Spain to Seek Europe’s Help in Rescuing Banks
Spain agreed on Saturday to accept a European bailout to try to stabilize its cash-starved banks, following increasingly desperate calls from world leaders to accept the money before Greek elections next week that they fear could cause havoc in the markets.
European ministers offered Spain up to 100 billion euros, or $125 billion, on Saturday according to a euro zone official speaking on the condition of anonymity, but Spanish officials did not indicate how much they would accept.
At a news conference after European finance ministers met Saturday, Luis de Guindos, the Spanish economy minister, said in Madrid that the government had requested emergency financing for its banks.

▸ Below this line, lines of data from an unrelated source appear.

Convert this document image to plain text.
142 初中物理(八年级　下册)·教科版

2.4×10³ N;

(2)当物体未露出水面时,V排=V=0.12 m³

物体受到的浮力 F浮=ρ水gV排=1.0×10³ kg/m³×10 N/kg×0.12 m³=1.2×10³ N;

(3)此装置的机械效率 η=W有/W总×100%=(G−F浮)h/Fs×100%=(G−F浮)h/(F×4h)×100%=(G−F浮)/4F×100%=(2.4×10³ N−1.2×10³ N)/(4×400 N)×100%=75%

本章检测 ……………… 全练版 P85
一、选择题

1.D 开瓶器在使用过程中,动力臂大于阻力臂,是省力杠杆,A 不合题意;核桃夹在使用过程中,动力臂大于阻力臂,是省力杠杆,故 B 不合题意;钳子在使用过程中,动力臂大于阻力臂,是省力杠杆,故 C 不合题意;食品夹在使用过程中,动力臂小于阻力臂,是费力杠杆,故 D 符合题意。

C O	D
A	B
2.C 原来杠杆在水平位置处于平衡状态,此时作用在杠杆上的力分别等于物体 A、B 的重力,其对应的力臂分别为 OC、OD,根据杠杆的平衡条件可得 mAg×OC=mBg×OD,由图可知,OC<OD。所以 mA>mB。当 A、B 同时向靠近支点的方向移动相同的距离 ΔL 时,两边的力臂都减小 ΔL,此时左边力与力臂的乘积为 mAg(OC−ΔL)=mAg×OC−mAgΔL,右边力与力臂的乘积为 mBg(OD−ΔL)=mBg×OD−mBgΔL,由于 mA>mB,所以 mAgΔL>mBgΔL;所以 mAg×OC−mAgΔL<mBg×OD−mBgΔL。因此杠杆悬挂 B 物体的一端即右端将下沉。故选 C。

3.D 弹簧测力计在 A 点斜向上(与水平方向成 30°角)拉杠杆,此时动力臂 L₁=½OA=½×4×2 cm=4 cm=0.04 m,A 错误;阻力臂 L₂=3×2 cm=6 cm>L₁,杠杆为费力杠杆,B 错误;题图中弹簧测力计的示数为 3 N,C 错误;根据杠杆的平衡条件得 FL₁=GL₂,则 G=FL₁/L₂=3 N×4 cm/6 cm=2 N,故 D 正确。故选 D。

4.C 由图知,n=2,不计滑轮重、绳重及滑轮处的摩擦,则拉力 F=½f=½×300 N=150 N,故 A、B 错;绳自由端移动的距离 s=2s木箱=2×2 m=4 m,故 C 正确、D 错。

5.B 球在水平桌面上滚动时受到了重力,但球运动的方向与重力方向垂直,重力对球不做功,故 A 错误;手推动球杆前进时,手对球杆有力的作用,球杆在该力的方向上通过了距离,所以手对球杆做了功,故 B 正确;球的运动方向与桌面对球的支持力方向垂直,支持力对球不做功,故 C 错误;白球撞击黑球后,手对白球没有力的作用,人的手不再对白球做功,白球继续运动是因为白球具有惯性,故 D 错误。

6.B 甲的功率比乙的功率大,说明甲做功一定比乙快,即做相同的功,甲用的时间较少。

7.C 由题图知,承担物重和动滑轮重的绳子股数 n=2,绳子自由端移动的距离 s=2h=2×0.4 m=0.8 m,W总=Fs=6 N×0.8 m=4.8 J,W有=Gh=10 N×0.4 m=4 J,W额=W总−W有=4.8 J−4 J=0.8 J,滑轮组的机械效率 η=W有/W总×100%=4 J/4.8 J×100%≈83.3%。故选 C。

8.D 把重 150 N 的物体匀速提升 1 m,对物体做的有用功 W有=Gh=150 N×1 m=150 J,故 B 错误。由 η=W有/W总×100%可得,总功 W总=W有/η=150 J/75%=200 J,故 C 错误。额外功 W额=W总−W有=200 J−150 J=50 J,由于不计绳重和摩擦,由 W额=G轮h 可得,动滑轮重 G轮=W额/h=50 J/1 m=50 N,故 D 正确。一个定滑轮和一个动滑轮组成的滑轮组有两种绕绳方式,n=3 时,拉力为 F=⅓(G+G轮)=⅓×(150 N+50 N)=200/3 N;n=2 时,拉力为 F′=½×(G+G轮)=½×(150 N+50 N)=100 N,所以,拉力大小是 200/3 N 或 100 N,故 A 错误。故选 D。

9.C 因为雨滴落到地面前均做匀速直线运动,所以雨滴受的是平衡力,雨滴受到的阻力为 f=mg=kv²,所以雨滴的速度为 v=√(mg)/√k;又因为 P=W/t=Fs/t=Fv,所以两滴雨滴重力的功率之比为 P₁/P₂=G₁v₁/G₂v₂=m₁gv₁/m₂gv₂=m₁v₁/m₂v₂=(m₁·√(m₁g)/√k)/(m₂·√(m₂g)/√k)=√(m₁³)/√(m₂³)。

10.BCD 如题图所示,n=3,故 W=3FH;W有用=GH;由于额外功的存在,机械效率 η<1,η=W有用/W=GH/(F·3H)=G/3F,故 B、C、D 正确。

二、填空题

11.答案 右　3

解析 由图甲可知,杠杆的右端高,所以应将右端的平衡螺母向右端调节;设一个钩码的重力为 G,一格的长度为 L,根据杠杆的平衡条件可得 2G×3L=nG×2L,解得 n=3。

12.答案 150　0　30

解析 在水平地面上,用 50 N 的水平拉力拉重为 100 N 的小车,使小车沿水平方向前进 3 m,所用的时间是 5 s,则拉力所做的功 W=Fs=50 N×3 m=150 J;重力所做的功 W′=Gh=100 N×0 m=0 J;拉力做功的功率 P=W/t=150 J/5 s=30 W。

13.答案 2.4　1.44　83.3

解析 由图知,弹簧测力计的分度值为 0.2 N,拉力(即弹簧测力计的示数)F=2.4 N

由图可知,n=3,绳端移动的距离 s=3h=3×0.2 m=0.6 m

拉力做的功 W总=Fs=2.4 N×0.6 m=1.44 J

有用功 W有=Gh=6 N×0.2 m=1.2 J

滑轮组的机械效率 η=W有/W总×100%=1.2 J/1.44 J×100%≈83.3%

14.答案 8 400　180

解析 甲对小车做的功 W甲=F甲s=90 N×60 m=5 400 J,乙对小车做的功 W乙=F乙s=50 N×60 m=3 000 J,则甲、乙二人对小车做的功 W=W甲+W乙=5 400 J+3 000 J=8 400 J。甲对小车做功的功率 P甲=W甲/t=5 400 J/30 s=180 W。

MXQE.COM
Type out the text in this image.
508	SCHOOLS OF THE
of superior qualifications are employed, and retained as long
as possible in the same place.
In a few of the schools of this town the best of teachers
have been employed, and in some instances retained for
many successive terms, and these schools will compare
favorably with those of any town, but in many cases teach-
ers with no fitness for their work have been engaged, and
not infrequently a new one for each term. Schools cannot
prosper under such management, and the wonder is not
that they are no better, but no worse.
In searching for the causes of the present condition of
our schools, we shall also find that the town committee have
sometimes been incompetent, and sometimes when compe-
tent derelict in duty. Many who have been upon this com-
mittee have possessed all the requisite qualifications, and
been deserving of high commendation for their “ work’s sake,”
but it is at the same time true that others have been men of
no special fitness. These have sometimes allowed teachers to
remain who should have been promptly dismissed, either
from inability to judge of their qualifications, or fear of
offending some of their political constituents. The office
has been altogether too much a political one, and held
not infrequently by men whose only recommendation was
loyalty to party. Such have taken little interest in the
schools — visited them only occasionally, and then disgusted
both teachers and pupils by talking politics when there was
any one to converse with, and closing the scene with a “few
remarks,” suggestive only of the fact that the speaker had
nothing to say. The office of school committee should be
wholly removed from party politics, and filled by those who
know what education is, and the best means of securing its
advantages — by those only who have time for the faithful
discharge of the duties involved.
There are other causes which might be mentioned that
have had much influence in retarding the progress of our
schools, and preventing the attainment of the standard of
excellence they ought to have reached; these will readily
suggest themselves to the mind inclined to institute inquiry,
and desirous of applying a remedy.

Mr. de Guindos insisted that Spain should not be seen as the fourth euro economy requiring a bailout — after Greece, Ireland and Portugal — since the money would be used only to recapitalize banks.
“This has nothing to do at all with an absolute bailout,” he said “It is financial support aimed and given to the Spanish bailout fund and the Spanish bailout fund will inject this capital to those Spanish institutions that require it as stated by the International Monetary Fund.”
Mr. de Guindos said that the terms of the emergency loan would be “very favorable” and would be set in coming days, but he said that “the amount allows us to have an ample safety margin,” in terms of covering any other unexpected problems among Spain’s weakest banks. A loan of 100 billion euros is expected to over estimated capital requirements for the banks and provide an additional safety margin.